Considero que gran parte de la crisis política en la que nos encontramos inmersos responde a eso que antes se llamaba “psicología nacional” y ahora forma parte de la cultura política. Un sector importante de la clase dirigente adolece del vicio de la tibieza pública y esto provoca, tarde o temprano, una debacle institucional enraizada en nuestra falta de carácter.

En efecto, incapaces de toda pasión constructiva, muchos de los actores prefieren vegetar protegiendo sus medios de subsistencia sin pensar en el Perú y en los peruanos. Falta sangre en las venas, hace falta voluntad de liderar. Tenemos generales que no han ganado ninguna batalla. Trágico y terrible, la neblina es nuestro elemento.
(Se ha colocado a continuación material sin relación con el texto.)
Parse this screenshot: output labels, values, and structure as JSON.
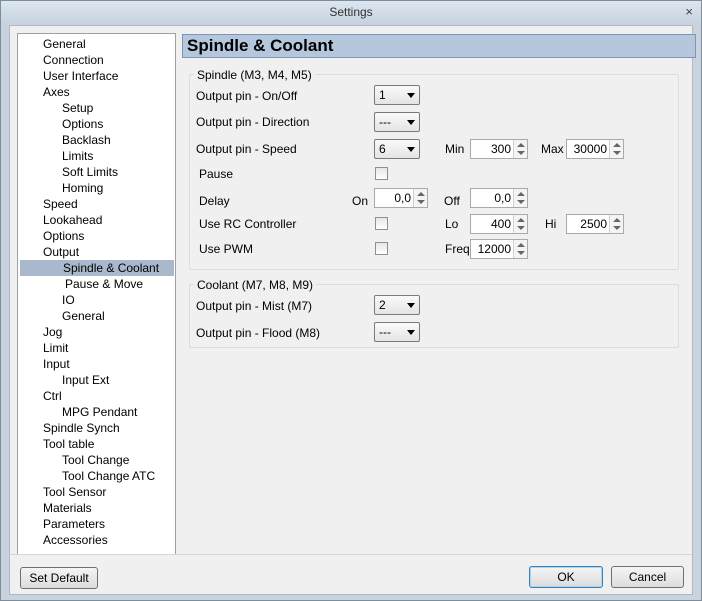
{
  "window": {
    "title": "Settings",
    "close_icon": "×"
  },
  "tree": {
    "items": [
      {
        "label": "General",
        "level": 1
      },
      {
        "label": "Connection",
        "level": 1
      },
      {
        "label": "User Interface",
        "level": 1
      },
      {
        "label": "Axes",
        "level": 1
      },
      {
        "label": "Setup",
        "level": 2
      },
      {
        "label": "Options",
        "level": 2
      },
      {
        "label": "Backlash",
        "level": 2
      },
      {
        "label": "Limits",
        "level": 2
      },
      {
        "label": "Soft Limits",
        "level": 2
      },
      {
        "label": "Homing",
        "level": 2
      },
      {
        "label": "Speed",
        "level": 1
      },
      {
        "label": "Lookahead",
        "level": 1
      },
      {
        "label": "Options",
        "level": 1
      },
      {
        "label": "Output",
        "level": 1
      },
      {
        "label": "Spindle & Coolant",
        "level": 2,
        "selected": true
      },
      {
        "label": "Pause & Move",
        "level": 2
      },
      {
        "label": "IO",
        "level": 2
      },
      {
        "label": "General",
        "level": 2
      },
      {
        "label": "Jog",
        "level": 1
      },
      {
        "label": "Limit",
        "level": 1
      },
      {
        "label": "Input",
        "level": 1
      },
      {
        "label": "Input Ext",
        "level": 2
      },
      {
        "label": "Ctrl",
        "level": 1
      },
      {
        "label": "MPG Pendant",
        "level": 2
      },
      {
        "label": "Spindle Synch",
        "level": 1
      },
      {
        "label": "Tool table",
        "level": 1
      },
      {
        "label": "Tool Change",
        "level": 2
      },
      {
        "label": "Tool Change ATC",
        "level": 2
      },
      {
        "label": "Tool Sensor",
        "level": 1
      },
      {
        "label": "Materials",
        "level": 1
      },
      {
        "label": "Parameters",
        "level": 1
      },
      {
        "label": "Accessories",
        "level": 1
      }
    ]
  },
  "panel": {
    "title": "Spindle & Coolant",
    "spindle": {
      "group_title": "Spindle (M3, M4, M5)",
      "onoff_label": "Output pin - On/Off",
      "onoff_value": "1",
      "direction_label": "Output pin - Direction",
      "direction_value": "---",
      "speed_label": "Output pin - Speed",
      "speed_value": "6",
      "min_label": "Min",
      "min_value": "300",
      "max_label": "Max",
      "max_value": "30000",
      "pause_label": "Pause",
      "delay_label": "Delay",
      "on_label": "On",
      "on_value": "0,0",
      "off_label": "Off",
      "off_value": "0,0",
      "rc_label": "Use RC Controller",
      "lo_label": "Lo",
      "lo_value": "400",
      "hi_label": "Hi",
      "hi_value": "2500",
      "pwm_label": "Use PWM",
      "freq_label": "Freq",
      "freq_value": "12000"
    },
    "coolant": {
      "group_title": "Coolant (M7, M8, M9)",
      "mist_label": "Output pin - Mist (M7)",
      "mist_value": "2",
      "flood_label": "Output pin - Flood (M8)",
      "flood_value": "---"
    }
  },
  "footer": {
    "set_default": "Set Default",
    "ok": "OK",
    "cancel": "Cancel"
  }
}
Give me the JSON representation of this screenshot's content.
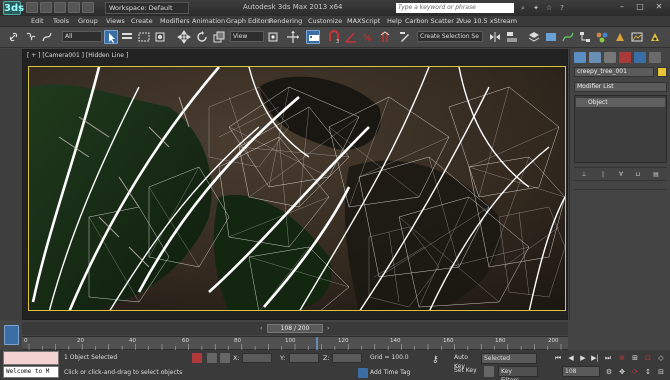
{
  "app": {
    "title": "Autodesk 3ds Max  2013 x64",
    "logo": "3ds",
    "workspace": "Workspace: Default",
    "search_placeholder": "Type a keyword or phrase"
  },
  "menu": [
    "Edit",
    "Tools",
    "Group",
    "Views",
    "Create",
    "Modifiers",
    "Animation",
    "Graph Editors",
    "Rendering",
    "Customize",
    "MAXScript",
    "Help",
    "Carbon Scatter 2",
    "Vue 10.5 xStream"
  ],
  "toolbar": {
    "selection_filter": "All",
    "reference_coord": "View",
    "named_selection": "Create Selection Se"
  },
  "viewport": {
    "label": "[ + ] [Camera001 ] [Hidden Line ]"
  },
  "command_panel": {
    "object_name": "creepy_tree_001",
    "object_color": "#e8c43a",
    "modifier_list": "Modifier List",
    "stack_items": [
      "Object"
    ]
  },
  "timeline": {
    "frame_display": "108 / 200",
    "current_frame": 108,
    "total_frames": 200,
    "ruler_labels": [
      "0",
      "20",
      "40",
      "60",
      "80",
      "100",
      "120",
      "140",
      "160",
      "180",
      "200"
    ]
  },
  "status": {
    "selection": "1 Object Selected",
    "prompt": "Click or click-and-drag to select objects",
    "x_label": "X:",
    "y_label": "Y:",
    "z_label": "Z:",
    "grid": "Grid = 100.0",
    "add_time_tag": "Add Time Tag",
    "auto_key": "Auto Key",
    "set_key": "Set Key",
    "key_mode": "Selected",
    "key_filters": "Key Filters...",
    "frame_field": "108",
    "maxscript": "Welcome to M"
  },
  "colors": {
    "selection_highlight": "#3a6ea5",
    "safe_frame": "#d9c43a"
  }
}
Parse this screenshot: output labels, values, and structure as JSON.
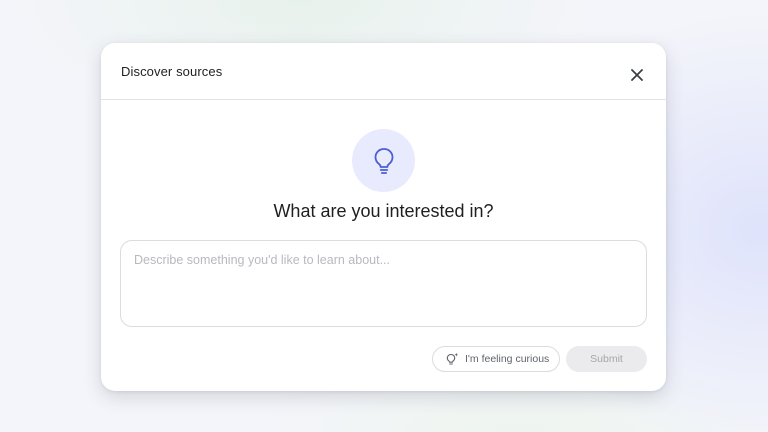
{
  "dialog": {
    "title": "Discover sources",
    "close_icon": "close-icon",
    "hero_icon": "lightbulb-icon",
    "question": "What are you interested in?",
    "input": {
      "placeholder": "Describe something you'd like to learn about...",
      "value": ""
    },
    "curious_button": {
      "icon": "sparkle-lightbulb-icon",
      "label": "I'm feeling curious"
    },
    "submit_button": {
      "label": "Submit",
      "disabled": true
    }
  },
  "colors": {
    "accent": "#4a5fd6",
    "hero_circle": "#e7ebfd",
    "submit_disabled_bg": "#ebebed",
    "submit_disabled_text": "#a4a6aa"
  }
}
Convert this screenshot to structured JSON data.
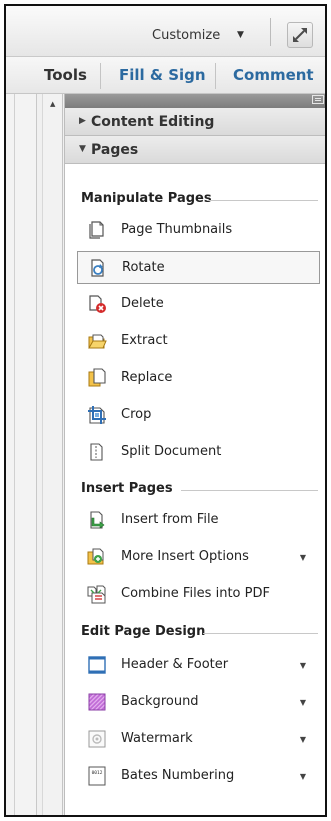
{
  "toolbar": {
    "customize_label": "Customize",
    "customize_caret": "▼",
    "expand_icon": "expand-window-icon"
  },
  "tabs": [
    {
      "label": "Tools",
      "active": true
    },
    {
      "label": "Fill & Sign"
    },
    {
      "label": "Comment"
    }
  ],
  "panel": {
    "sections": [
      {
        "label": "Content Editing",
        "expanded": false,
        "arrow": "▶"
      },
      {
        "label": "Pages",
        "expanded": true,
        "arrow": "▼"
      }
    ],
    "groups": [
      {
        "title": "Manipulate Pages",
        "items": [
          {
            "label": "Page Thumbnails",
            "icon": "page-thumbnails-icon"
          },
          {
            "label": "Rotate",
            "icon": "rotate-icon",
            "selected": true
          },
          {
            "label": "Delete",
            "icon": "delete-page-icon"
          },
          {
            "label": "Extract",
            "icon": "extract-icon"
          },
          {
            "label": "Replace",
            "icon": "replace-icon"
          },
          {
            "label": "Crop",
            "icon": "crop-icon"
          },
          {
            "label": "Split Document",
            "icon": "split-document-icon"
          }
        ]
      },
      {
        "title": "Insert Pages",
        "items": [
          {
            "label": "Insert from File",
            "icon": "insert-from-file-icon"
          },
          {
            "label": "More Insert Options",
            "icon": "more-insert-options-icon",
            "dropdown": "▼"
          },
          {
            "label": "Combine Files into PDF",
            "icon": "combine-files-icon"
          }
        ]
      },
      {
        "title": "Edit Page Design",
        "items": [
          {
            "label": "Header & Footer",
            "icon": "header-footer-icon",
            "dropdown": "▼"
          },
          {
            "label": "Background",
            "icon": "background-icon",
            "dropdown": "▼"
          },
          {
            "label": "Watermark",
            "icon": "watermark-icon",
            "dropdown": "▼"
          },
          {
            "label": "Bates Numbering",
            "icon": "bates-numbering-icon",
            "icon_text": "0012",
            "dropdown": "▼"
          }
        ]
      }
    ]
  },
  "colors": {
    "tab_active": "#333333",
    "tab_link": "#2c6aa0",
    "panel_header": "#8a8a8a",
    "selection_border": "#999999"
  }
}
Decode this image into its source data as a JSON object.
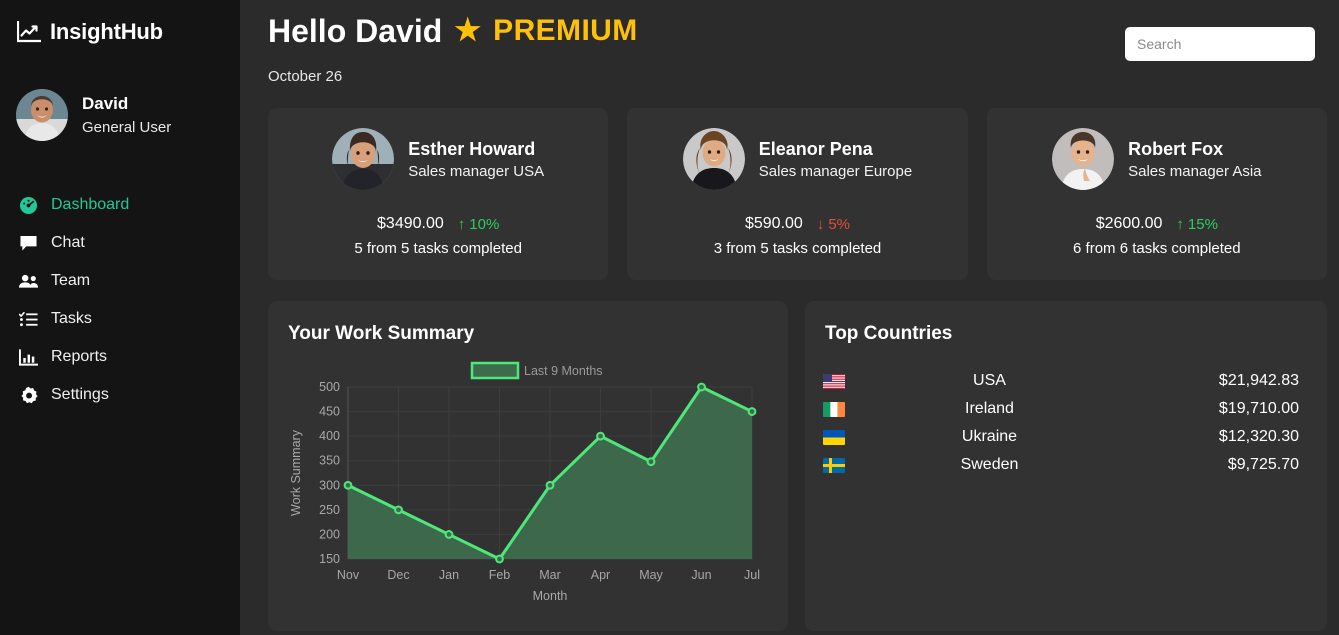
{
  "sidebar": {
    "brand": {
      "name": "InsightHub",
      "logo_icon": "chart-line-up-icon"
    },
    "user": {
      "name": "David",
      "role": "General User",
      "avatar_icon": "user-avatar"
    },
    "items": [
      {
        "label": "Dashboard",
        "icon": "gauge-icon",
        "active": true
      },
      {
        "label": "Chat",
        "icon": "chat-bubble-icon",
        "active": false
      },
      {
        "label": "Team",
        "icon": "people-icon",
        "active": false
      },
      {
        "label": "Tasks",
        "icon": "task-list-icon",
        "active": false
      },
      {
        "label": "Reports",
        "icon": "bar-chart-icon",
        "active": false
      },
      {
        "label": "Settings",
        "icon": "gear-icon",
        "active": false
      }
    ]
  },
  "header": {
    "greeting": "Hello David",
    "star_icon": "star-icon",
    "badge": "PREMIUM",
    "date": "October 26",
    "search_placeholder": "Search",
    "search_value": ""
  },
  "cards": [
    {
      "name": "Esther Howard",
      "role": "Sales manager USA",
      "amount": "$3490.00",
      "delta": "10%",
      "direction": "up",
      "arrow": "↑",
      "tasks": "5 from 5 tasks completed"
    },
    {
      "name": "Eleanor Pena",
      "role": "Sales manager Europe",
      "amount": "$590.00",
      "delta": "5%",
      "direction": "down",
      "arrow": "↓",
      "tasks": "3 from 5 tasks completed"
    },
    {
      "name": "Robert Fox",
      "role": "Sales manager Asia",
      "amount": "$2600.00",
      "delta": "15%",
      "direction": "up",
      "arrow": "↑",
      "tasks": "6 from 6 tasks completed"
    }
  ],
  "work_summary": {
    "title": "Your Work Summary"
  },
  "chart_data": {
    "type": "area",
    "title": "",
    "legend": [
      "Last 9 Months"
    ],
    "legend_position": "top-center",
    "xlabel": "Month",
    "ylabel": "Work Summary",
    "categories": [
      "Nov",
      "Dec",
      "Jan",
      "Feb",
      "Mar",
      "Apr",
      "May",
      "Jun",
      "Jul"
    ],
    "values": [
      300,
      250,
      200,
      150,
      300,
      400,
      348,
      500,
      450
    ],
    "ylim": [
      150,
      500
    ],
    "yticks": [
      150,
      200,
      250,
      300,
      350,
      400,
      450,
      500
    ],
    "grid": true,
    "line_color": "#4ee87a",
    "fill_color": "#3f6b4d",
    "series": [
      {
        "name": "Last 9 Months",
        "values": [
          300,
          250,
          200,
          150,
          300,
          400,
          348,
          500,
          450
        ]
      }
    ]
  },
  "top_countries": {
    "title": "Top Countries",
    "rows": [
      {
        "flag": "flag-usa",
        "name": "USA",
        "value": "$21,942.83"
      },
      {
        "flag": "flag-ireland",
        "name": "Ireland",
        "value": "$19,710.00"
      },
      {
        "flag": "flag-ukraine",
        "name": "Ukraine",
        "value": "$12,320.30"
      },
      {
        "flag": "flag-sweden",
        "name": "Sweden",
        "value": "$9,725.70"
      }
    ]
  },
  "colors": {
    "sidebar_bg": "#141414",
    "main_bg": "#2b2b2b",
    "panel_bg": "#323232",
    "accent_teal": "#20c997",
    "accent_gold": "#ffc107",
    "up_green": "#2ecc5f",
    "down_red": "#e74c3c",
    "chart_line": "#4ee87a"
  }
}
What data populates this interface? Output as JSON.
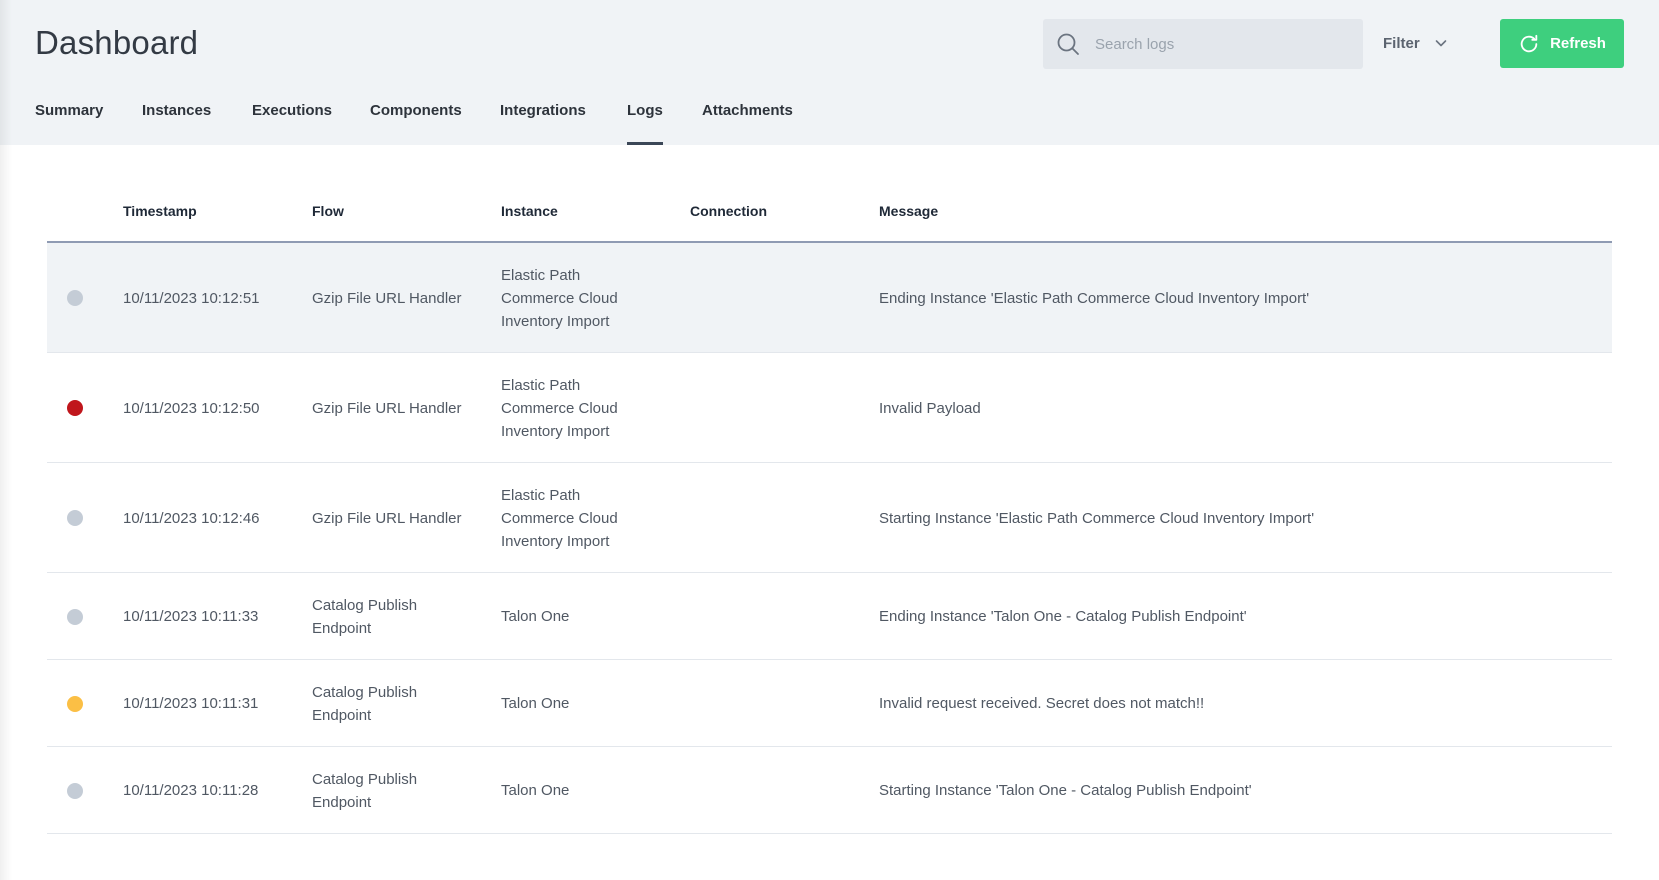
{
  "header": {
    "title": "Dashboard",
    "search_placeholder": "Search logs",
    "filter_label": "Filter",
    "refresh_label": "Refresh"
  },
  "tabs": [
    {
      "label": "Summary",
      "active": false
    },
    {
      "label": "Instances",
      "active": false
    },
    {
      "label": "Executions",
      "active": false
    },
    {
      "label": "Components",
      "active": false
    },
    {
      "label": "Integrations",
      "active": false
    },
    {
      "label": "Logs",
      "active": true
    },
    {
      "label": "Attachments",
      "active": false
    }
  ],
  "table": {
    "columns": [
      "Timestamp",
      "Flow",
      "Instance",
      "Connection",
      "Message"
    ],
    "rows": [
      {
        "level": "info",
        "timestamp": "10/11/2023 10:12:51",
        "flow": [
          "Gzip File URL Handler"
        ],
        "instance": [
          "Elastic Path",
          "Commerce Cloud",
          "Inventory Import"
        ],
        "connection": "",
        "message": "Ending Instance 'Elastic Path Commerce Cloud Inventory Import'"
      },
      {
        "level": "error",
        "timestamp": "10/11/2023 10:12:50",
        "flow": [
          "Gzip File URL Handler"
        ],
        "instance": [
          "Elastic Path",
          "Commerce Cloud",
          "Inventory Import"
        ],
        "connection": "",
        "message": "Invalid Payload"
      },
      {
        "level": "info",
        "timestamp": "10/11/2023 10:12:46",
        "flow": [
          "Gzip File URL Handler"
        ],
        "instance": [
          "Elastic Path",
          "Commerce Cloud",
          "Inventory Import"
        ],
        "connection": "",
        "message": "Starting Instance 'Elastic Path Commerce Cloud Inventory Import'"
      },
      {
        "level": "info",
        "timestamp": "10/11/2023 10:11:33",
        "flow": [
          "Catalog Publish",
          "Endpoint"
        ],
        "instance": [
          "Talon One"
        ],
        "connection": "",
        "message": "Ending Instance 'Talon One - Catalog Publish Endpoint'"
      },
      {
        "level": "warn",
        "timestamp": "10/11/2023 10:11:31",
        "flow": [
          "Catalog Publish",
          "Endpoint"
        ],
        "instance": [
          "Talon One"
        ],
        "connection": "",
        "message": "Invalid request received. Secret does not match!!"
      },
      {
        "level": "info",
        "timestamp": "10/11/2023 10:11:28",
        "flow": [
          "Catalog Publish",
          "Endpoint"
        ],
        "instance": [
          "Talon One"
        ],
        "connection": "",
        "message": "Starting Instance 'Talon One - Catalog Publish Endpoint'"
      }
    ]
  },
  "colors": {
    "accent_green": "#3ecf7e",
    "info": "#c4ccd6",
    "error": "#c0161c",
    "warn": "#fbbf45"
  },
  "icons": {
    "search": "search-icon",
    "filter": "chevron-down-icon",
    "refresh": "refresh-icon"
  }
}
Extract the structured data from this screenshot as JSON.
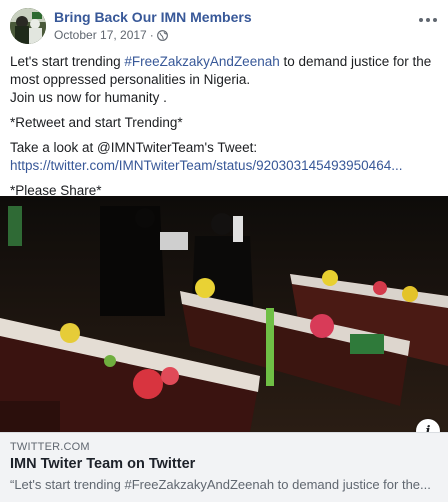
{
  "post": {
    "page_name": "Bring Back Our IMN Members",
    "date": "October 17, 2017",
    "separator": "·",
    "privacy_icon": "globe-icon",
    "more_icon": "ellipsis-icon",
    "text": {
      "line1_before": "Let's start trending ",
      "hashtag": "#FreeZakzakyAndZeenah",
      "line1_after": " to demand justice for the most oppressed personalities in Nigeria.",
      "line2": "Join us now for humanity .",
      "line3": "*Retweet and start Trending*",
      "line4": "Take a look at @IMNTwiterTeam's Tweet:",
      "link": "https://twitter.com/IMNTwiterTeam/status/920303145493950464...",
      "line5": "*Please Share*"
    }
  },
  "link_card": {
    "domain": "TWITTER.COM",
    "title": "IMN Twiter Team on Twitter",
    "description": "“Let's start trending #FreeZakzakyAndZeenah to demand justice for the...",
    "info_icon": "info-icon",
    "info_glyph": "i"
  },
  "colors": {
    "link": "#385898",
    "meta": "#606770",
    "card_bg": "#f2f3f5"
  }
}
Esta tibieza está en el origen de nuestra incapacidad para construir un orden político en el que se respete el equilibrio de poderes y la independencia de los órganos de control. A la tibieza paralizadora se suma la falta de racionalidad, la ausencia de estrategia, la carencia de talento. Esta combinación es letal para la vida pública y se ha convertido en el signo de nuestro tiempo. He aquí un país negado para la voluntad, cuando algo cambia es por inercia, porque la fruta está madura, no porque la pasión política logra su objetivo contra viento y marea.

Comprender el estado del alma nacional es fundamental para establecer objetivos realistas. La tibieza carcome al Estado peruano y esto lo han calibrado bien los radicales que avanzan sin mayores resistencias. Conscientes del poco nervio que tienen en frente, de la capacidad finita de indignación nacional, de lo poco que duran nuestros odios y nuestros amores, los radicales avanzan porque se enfrentan a tigres de papel.